China sentences human rights website founder to five years in prison
A Chinese court sentenced the founder of a human rights news website to five years in prison on Tuesday for "inciting subversion of state power. In a statement, the Human Rights Watch called on the authorities to quash the conviction and to free Liu Feiyue unconditionally, Efe news reported. Liu, 48, founded the Civil Rights and Livelihood Watch website in 2006.
The portal reported on human rights issues in China including demonstrations, the prosecution of activists and lawyers, abuses by the police and corruption in the government. He was arrested at the end of 2016 at his home in Suizhou in Hubei province. In addition to the articles which he posted on his website, Liu also produced annual reports on human rights violations in China from 2014 until he was arrested.
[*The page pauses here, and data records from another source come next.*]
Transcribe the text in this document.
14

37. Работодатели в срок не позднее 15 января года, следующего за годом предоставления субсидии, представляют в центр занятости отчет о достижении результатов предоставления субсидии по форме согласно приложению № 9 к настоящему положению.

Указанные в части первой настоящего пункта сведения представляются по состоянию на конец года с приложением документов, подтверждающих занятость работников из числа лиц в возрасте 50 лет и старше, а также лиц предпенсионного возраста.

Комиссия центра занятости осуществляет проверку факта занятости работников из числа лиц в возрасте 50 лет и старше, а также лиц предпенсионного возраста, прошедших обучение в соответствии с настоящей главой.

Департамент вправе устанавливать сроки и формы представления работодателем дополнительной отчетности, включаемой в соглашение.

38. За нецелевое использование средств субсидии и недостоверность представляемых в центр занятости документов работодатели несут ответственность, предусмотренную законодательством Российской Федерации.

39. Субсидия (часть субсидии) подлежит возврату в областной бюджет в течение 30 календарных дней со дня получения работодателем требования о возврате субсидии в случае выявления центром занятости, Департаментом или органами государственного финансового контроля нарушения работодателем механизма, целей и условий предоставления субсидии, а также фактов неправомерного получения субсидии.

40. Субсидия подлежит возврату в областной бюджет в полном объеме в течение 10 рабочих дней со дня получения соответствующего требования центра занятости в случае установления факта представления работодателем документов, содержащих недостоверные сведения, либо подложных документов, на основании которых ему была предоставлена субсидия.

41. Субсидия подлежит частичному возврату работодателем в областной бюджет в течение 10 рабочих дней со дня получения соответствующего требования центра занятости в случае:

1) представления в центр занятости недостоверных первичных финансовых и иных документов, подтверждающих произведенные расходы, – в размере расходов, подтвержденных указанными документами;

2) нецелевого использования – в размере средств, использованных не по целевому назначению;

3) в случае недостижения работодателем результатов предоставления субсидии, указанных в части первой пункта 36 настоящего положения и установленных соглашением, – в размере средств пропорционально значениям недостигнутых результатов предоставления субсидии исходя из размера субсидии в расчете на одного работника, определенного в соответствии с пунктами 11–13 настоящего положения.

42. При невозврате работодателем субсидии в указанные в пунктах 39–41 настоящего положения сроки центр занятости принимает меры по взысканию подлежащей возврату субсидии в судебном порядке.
"Prosecuting the editor of a human rights website shows just how frightened the Chinese government is about independent reporting on abuses from inside China," said Wang Yaqiu, China researcher at Human Rights Watch. HRW also said that Liu's trial was marred by the denial of his right to legal counsel and other violations of due process. The Hunan Bureau of Justice eventually withdrew the license of one of Liu's lawyers, Weng Donghai.
In March 2018, Reporters Without Borders released a statement in which it said it feared for the lives of a dozen journalists and bloggers imprisoned in China, including Liu. Liu's arrest comes a day after the Tianjin No 2 Intermediate People's Court on Monday sentenced human rights lawyer Wang Quanzhang to four years in prison also for subversion of state power.
Wang was arrested in August 2015 during a government crackdown against law firms specialising in human rights cases, which led to the arrests of around 250 lawyers and activists. He has defended groups persecuted by Chinese authorities, ranging from members of the spiritual group Falun Gong (banned in China since 1999), to dissidents and activists.